Fortuna, now based in New York, was Viva Riva!'s only professional actor, although Malone is studying acting in Paris. Born to a mother from Ivory Coast and a father from Paris, Malone came to Kinshasa to shoot the film after leaving Africa at the age of three. Having learnt to speak Lingala there, she left Congo ready for more challenges. "My first movie was with arms and guns around me on the set. So I've had this experience," she declared in English that is still a work in progress, "I am not afraid of nothing."

For a film fraught with the logistics of working in a developing country at war, Viva Riva! was not made on the cheap. Munga's total budget was €1.8 million (Dh9.5m), which came from Studio Canal + in Paris, with additional funds from the European Union and the Belgian government.

Optimists eager for a new wave to rise in Congo and elsewhere in Africa predict that the challenges of filming could help build a generation of tough, resilient filmmakers. They note that African cinema's overlap with music in its talent and its potential global reach is a crucial asset.

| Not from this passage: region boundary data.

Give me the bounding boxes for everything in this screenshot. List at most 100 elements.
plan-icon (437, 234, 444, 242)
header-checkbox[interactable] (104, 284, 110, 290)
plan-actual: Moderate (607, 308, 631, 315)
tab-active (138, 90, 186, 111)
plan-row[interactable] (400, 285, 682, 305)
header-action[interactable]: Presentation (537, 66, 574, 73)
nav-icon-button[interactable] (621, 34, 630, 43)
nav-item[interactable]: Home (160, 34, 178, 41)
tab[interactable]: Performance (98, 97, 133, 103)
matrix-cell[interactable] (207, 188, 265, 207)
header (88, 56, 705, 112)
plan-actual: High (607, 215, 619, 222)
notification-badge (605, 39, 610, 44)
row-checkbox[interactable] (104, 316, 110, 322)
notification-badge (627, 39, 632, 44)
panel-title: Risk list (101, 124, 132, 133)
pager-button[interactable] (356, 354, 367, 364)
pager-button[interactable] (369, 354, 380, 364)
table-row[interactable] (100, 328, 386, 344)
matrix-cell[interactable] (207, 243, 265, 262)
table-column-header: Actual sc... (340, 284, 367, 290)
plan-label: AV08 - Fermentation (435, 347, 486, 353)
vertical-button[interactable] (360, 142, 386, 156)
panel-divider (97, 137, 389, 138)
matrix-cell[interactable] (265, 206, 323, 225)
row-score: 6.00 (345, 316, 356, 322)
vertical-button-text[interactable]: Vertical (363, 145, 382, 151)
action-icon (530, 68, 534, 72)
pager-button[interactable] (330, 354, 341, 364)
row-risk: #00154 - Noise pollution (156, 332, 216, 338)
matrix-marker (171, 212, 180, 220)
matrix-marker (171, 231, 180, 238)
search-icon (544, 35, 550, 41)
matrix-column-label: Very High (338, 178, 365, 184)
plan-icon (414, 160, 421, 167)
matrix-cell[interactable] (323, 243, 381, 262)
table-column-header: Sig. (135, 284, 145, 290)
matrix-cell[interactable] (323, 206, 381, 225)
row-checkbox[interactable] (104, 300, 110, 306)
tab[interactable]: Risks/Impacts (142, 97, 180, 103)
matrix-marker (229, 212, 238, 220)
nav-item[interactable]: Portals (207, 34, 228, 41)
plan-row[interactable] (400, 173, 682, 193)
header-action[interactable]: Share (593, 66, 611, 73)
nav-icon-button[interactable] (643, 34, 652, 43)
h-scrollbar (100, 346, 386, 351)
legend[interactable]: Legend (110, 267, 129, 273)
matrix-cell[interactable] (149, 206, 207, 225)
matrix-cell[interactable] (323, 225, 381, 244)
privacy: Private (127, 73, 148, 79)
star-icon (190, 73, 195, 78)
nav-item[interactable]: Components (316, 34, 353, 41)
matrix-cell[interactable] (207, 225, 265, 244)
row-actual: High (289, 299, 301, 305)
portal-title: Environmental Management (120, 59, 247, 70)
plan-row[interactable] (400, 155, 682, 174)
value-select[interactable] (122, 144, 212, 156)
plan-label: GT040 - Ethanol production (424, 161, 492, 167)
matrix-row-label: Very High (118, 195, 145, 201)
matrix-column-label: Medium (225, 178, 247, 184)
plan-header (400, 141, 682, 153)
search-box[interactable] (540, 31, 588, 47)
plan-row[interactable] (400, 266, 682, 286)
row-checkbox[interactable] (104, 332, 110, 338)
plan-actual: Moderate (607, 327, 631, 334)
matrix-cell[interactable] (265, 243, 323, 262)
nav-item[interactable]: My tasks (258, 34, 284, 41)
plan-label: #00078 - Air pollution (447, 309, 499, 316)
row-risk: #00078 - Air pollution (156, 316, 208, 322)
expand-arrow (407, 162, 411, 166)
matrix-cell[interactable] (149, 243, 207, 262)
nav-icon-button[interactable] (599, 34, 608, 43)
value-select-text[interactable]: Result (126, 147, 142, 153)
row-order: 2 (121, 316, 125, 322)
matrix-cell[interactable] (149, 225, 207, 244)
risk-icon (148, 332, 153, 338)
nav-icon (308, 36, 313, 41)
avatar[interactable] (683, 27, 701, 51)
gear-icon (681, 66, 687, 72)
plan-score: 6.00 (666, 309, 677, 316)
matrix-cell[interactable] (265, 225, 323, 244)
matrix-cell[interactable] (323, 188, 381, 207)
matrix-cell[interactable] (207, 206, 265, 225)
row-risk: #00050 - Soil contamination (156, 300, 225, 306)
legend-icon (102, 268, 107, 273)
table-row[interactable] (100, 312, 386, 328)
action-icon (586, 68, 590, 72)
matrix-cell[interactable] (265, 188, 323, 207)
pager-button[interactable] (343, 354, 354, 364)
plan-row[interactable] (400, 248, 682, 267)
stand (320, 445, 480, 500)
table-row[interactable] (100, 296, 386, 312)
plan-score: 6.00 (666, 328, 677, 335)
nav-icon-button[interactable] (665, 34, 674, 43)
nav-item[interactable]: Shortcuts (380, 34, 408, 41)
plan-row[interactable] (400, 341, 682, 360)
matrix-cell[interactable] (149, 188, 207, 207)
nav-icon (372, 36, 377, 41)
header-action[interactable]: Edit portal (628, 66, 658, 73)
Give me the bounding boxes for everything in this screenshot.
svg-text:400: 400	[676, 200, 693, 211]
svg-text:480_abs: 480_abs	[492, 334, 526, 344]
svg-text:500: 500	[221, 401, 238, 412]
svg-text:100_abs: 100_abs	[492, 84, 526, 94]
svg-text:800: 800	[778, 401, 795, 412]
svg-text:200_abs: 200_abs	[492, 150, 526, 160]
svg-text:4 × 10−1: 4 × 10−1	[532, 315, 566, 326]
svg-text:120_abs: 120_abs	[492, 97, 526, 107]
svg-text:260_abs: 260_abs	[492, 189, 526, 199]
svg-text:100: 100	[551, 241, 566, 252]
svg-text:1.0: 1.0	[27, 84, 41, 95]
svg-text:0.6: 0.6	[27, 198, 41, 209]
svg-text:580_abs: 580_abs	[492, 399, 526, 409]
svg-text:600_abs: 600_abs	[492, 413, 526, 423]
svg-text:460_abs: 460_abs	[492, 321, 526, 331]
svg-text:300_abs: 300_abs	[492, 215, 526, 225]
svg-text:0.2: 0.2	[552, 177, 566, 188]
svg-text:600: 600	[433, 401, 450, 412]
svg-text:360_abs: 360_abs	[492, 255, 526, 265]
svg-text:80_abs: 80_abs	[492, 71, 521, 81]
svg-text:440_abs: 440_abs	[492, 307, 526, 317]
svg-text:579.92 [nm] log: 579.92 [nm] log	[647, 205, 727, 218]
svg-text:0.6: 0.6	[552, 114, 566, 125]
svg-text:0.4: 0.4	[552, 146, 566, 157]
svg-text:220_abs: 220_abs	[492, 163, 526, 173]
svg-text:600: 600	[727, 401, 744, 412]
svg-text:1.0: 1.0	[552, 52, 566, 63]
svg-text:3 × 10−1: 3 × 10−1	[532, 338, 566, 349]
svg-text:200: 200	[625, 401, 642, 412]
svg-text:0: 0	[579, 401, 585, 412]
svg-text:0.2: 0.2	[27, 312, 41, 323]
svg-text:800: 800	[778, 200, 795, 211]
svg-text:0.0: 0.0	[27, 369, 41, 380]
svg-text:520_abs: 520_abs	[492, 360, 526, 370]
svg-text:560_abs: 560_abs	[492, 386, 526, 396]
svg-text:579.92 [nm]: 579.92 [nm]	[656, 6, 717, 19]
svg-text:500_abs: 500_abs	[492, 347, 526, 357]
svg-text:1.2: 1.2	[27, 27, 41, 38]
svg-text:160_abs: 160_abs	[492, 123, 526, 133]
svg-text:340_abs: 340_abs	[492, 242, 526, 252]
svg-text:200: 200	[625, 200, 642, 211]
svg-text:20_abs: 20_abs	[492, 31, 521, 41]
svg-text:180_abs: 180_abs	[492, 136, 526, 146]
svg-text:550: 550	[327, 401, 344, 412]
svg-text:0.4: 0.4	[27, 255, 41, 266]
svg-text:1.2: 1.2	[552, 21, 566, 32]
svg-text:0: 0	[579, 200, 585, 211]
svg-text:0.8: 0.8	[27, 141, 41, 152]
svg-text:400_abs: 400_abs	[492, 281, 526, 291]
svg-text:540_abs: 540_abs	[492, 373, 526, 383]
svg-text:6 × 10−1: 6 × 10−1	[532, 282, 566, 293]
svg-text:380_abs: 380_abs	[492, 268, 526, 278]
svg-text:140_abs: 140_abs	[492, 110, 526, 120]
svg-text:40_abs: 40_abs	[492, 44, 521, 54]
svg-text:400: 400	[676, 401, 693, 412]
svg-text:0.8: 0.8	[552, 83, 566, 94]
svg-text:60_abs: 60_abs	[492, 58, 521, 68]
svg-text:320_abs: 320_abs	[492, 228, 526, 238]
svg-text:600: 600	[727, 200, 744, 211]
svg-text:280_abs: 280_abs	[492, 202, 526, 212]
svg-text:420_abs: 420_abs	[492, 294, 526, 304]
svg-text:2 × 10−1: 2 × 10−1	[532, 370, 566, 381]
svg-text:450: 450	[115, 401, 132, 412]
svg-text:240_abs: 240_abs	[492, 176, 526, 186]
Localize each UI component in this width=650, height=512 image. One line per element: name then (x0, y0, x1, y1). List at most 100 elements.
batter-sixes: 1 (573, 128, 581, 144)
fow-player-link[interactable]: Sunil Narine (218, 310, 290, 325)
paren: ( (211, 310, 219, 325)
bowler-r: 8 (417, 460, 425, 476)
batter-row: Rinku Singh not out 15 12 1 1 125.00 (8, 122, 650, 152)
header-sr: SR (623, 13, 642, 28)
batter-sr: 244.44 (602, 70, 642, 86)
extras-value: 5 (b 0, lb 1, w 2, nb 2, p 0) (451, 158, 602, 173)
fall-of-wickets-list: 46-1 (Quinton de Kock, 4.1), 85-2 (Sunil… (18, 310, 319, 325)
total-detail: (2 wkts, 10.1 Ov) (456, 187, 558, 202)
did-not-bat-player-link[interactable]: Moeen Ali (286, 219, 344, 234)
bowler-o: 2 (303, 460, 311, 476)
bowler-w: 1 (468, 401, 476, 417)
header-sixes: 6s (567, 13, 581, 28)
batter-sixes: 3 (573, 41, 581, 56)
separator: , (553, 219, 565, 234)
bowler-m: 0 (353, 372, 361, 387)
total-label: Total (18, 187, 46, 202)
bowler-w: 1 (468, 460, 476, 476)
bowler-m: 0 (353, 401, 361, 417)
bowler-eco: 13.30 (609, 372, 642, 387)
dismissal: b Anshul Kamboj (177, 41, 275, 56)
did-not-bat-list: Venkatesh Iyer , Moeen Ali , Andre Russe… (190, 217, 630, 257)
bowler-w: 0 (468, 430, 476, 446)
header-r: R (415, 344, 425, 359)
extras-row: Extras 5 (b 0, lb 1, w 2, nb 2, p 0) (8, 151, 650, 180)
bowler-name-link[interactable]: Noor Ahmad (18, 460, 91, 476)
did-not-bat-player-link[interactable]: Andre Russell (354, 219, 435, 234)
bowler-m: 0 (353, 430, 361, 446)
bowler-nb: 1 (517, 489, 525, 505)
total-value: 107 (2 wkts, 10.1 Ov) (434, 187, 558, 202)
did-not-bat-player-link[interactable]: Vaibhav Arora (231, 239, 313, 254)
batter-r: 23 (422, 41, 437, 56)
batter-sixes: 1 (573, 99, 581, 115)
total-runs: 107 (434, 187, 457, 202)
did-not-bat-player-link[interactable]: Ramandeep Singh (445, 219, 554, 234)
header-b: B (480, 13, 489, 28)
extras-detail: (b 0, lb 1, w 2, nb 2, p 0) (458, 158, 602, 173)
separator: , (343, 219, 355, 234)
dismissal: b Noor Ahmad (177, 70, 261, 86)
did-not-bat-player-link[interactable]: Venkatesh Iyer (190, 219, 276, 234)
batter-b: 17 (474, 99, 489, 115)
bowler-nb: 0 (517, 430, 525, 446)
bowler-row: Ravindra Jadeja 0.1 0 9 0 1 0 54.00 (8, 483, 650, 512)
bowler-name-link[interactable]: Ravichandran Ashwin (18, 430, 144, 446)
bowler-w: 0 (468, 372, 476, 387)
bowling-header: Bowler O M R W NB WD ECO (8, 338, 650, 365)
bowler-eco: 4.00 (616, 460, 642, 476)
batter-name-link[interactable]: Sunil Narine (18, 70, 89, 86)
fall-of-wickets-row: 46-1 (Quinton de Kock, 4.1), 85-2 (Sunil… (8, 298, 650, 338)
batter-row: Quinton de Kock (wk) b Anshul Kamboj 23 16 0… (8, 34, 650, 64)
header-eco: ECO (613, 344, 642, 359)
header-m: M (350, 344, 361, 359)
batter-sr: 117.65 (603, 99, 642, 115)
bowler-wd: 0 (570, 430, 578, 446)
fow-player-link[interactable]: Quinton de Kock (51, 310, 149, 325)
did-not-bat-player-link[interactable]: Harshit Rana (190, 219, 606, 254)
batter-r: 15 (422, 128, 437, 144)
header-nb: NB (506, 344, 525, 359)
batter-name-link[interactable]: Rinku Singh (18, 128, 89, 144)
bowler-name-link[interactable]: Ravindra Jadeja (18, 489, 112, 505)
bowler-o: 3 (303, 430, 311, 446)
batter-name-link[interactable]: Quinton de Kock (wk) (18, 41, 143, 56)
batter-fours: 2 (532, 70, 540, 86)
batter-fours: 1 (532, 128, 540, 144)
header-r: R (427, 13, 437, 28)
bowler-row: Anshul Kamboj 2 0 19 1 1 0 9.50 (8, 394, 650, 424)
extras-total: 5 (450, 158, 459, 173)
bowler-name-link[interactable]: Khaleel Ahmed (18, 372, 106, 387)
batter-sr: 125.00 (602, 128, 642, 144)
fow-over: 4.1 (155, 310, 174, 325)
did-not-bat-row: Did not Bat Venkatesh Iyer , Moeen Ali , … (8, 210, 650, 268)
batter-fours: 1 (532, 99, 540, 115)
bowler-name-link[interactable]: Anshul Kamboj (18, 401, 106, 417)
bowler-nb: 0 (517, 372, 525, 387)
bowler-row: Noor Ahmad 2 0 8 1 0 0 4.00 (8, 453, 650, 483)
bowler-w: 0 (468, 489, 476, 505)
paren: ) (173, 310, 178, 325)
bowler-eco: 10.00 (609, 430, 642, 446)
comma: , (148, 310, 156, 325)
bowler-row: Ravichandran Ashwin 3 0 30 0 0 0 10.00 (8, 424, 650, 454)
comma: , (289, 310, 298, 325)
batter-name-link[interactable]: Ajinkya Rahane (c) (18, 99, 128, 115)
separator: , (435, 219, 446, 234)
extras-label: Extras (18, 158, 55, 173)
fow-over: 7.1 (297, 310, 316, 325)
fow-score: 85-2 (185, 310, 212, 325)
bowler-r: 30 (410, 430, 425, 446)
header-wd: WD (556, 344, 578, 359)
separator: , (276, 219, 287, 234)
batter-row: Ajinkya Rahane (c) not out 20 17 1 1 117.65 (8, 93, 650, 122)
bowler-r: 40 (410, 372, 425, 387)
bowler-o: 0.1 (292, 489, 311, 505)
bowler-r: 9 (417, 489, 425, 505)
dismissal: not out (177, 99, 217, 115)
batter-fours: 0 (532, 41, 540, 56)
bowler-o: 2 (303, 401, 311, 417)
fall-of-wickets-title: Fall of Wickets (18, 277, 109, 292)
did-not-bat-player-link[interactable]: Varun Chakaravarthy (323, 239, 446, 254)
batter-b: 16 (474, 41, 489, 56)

Yet in Congo today, a country of 71 million people, there are no cinemas, which means that pirating is inevitable, giving a director an audience, but not an income. "We have to create a market and a circuit for showing films which would enable filmmakers to stay in Africa," said Munga.

Sounding like a character from Viva Riva!, the director said he won't wait for multiplexes to open in Kinshasa before he makes another movie: "For me the priority is first to make films. Before watching them, you have to have films."